Hacker News new | ask | show | jobs
by ksdsh 4992 days ago
My site is affected. I don't know how to handle this situation because the issues affect whole region.
1 comments

You should have duplicate infrastructure in another region which you fail over to automatically or manually.
We are going to set this up for our app, however there's a limit to how useful it is when you are reliant on services such as MongoHQ/PubNub (in our case) that are also affected!
Well, it's not going to be cool or best practice to use cloud services for your startup for the next week or two. Fortunately people on HN will then forget until the next AWS outage and your setup will be fine again.
Duplicating across regions is not well supported by AWS unfortunately. Any idea doing that without completely rebuild the infrastructure in an other region?
I assume you are using the AWS dashboard to manually deploy instances and setting them up by hand? First step is to get your infrastucture to the point where it deploys and scales up and down by itself.

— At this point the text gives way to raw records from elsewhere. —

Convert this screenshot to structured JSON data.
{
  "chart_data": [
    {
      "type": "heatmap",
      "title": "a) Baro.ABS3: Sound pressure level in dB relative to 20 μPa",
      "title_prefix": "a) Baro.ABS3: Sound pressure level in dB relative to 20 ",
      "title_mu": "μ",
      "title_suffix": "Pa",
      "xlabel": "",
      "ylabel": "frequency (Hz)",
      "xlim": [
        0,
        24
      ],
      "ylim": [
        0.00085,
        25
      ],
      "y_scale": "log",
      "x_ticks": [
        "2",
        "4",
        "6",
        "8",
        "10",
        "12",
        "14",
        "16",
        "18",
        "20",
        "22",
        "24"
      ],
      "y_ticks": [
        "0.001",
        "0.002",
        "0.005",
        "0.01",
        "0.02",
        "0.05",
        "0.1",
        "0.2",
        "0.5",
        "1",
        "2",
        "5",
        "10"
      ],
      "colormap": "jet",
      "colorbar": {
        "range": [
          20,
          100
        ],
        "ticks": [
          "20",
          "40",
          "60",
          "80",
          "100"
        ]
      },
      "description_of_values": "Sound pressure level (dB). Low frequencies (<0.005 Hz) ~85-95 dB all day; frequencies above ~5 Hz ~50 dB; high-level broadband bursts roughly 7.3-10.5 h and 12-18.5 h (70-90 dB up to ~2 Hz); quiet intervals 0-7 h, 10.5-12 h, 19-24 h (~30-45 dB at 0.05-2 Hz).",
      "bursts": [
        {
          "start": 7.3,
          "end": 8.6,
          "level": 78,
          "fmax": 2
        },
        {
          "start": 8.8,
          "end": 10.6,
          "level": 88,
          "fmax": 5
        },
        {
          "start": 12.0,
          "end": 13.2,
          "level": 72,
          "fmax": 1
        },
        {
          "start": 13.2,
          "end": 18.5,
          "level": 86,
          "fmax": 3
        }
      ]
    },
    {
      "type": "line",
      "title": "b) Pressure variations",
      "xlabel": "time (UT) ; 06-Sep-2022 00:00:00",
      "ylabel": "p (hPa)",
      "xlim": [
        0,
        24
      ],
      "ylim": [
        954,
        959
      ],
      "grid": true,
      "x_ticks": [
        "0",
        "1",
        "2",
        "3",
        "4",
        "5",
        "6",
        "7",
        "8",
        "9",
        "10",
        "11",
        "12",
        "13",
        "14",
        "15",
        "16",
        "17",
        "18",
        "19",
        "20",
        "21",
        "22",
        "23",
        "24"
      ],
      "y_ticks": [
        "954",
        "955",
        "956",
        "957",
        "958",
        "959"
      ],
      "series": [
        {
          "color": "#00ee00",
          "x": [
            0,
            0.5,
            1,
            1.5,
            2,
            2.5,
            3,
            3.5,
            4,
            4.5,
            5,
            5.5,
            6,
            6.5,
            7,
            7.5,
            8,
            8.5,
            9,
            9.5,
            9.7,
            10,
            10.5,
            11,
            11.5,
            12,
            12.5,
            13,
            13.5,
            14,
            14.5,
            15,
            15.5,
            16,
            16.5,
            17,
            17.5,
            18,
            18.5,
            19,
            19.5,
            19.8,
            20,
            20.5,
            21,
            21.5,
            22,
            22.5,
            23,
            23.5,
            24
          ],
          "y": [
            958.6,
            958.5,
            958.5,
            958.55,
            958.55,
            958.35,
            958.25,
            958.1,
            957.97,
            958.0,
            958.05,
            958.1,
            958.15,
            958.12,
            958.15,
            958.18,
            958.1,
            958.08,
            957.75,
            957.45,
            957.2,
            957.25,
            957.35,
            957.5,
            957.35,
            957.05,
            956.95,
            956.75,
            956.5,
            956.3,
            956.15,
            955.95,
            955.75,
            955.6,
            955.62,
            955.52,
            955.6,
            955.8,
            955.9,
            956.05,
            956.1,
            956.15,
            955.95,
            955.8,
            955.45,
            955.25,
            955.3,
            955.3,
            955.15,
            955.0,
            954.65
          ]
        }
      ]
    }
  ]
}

Once you manage that, moving to or keeping hot spares in another region is pretty easy.

Look into automated deployment tools like Foreman and configuration management tools like Puppet.

You assumed right.

We are learning the hard way that the EC2 Availability Zone separation is not enough, and EC2 is lacking some key features offering multi region tools.

Thanks for the hints, I'm going to check them out.

I echo this... although I don't personally use Foreman. You can do scaling type stuff without the tool and I just use POP (plain old puppet). For me personally it took longer to get on the config-management bandwagon but once I did I have never looked back.

Learning to use Puppet, Chef, Salt or similar will only bring benefits!

How would you recommend performing that failover, when Elastic Load Balancers only cover a single region? If you host your own load balancer it'll have to be hosted somewhere, and DNS failover seems unpopular [1].

[1] http://serverfault.com/questions/60553/why-is-dns-failover-n...

DNS failover is fine, even if its manually triggered. We are almost two and a half hours into this network event, so even if you set a 5 minute TTL on your records and it takes you 15 minutes to respond, you are still way ahead of the game.

The idea that some DNS resolver somewhere caches records longer than TTL is mostly a myth. This is the case rarely on some mobile networks and networks behind satellite uplinks, but they generally have larger network issues anyway.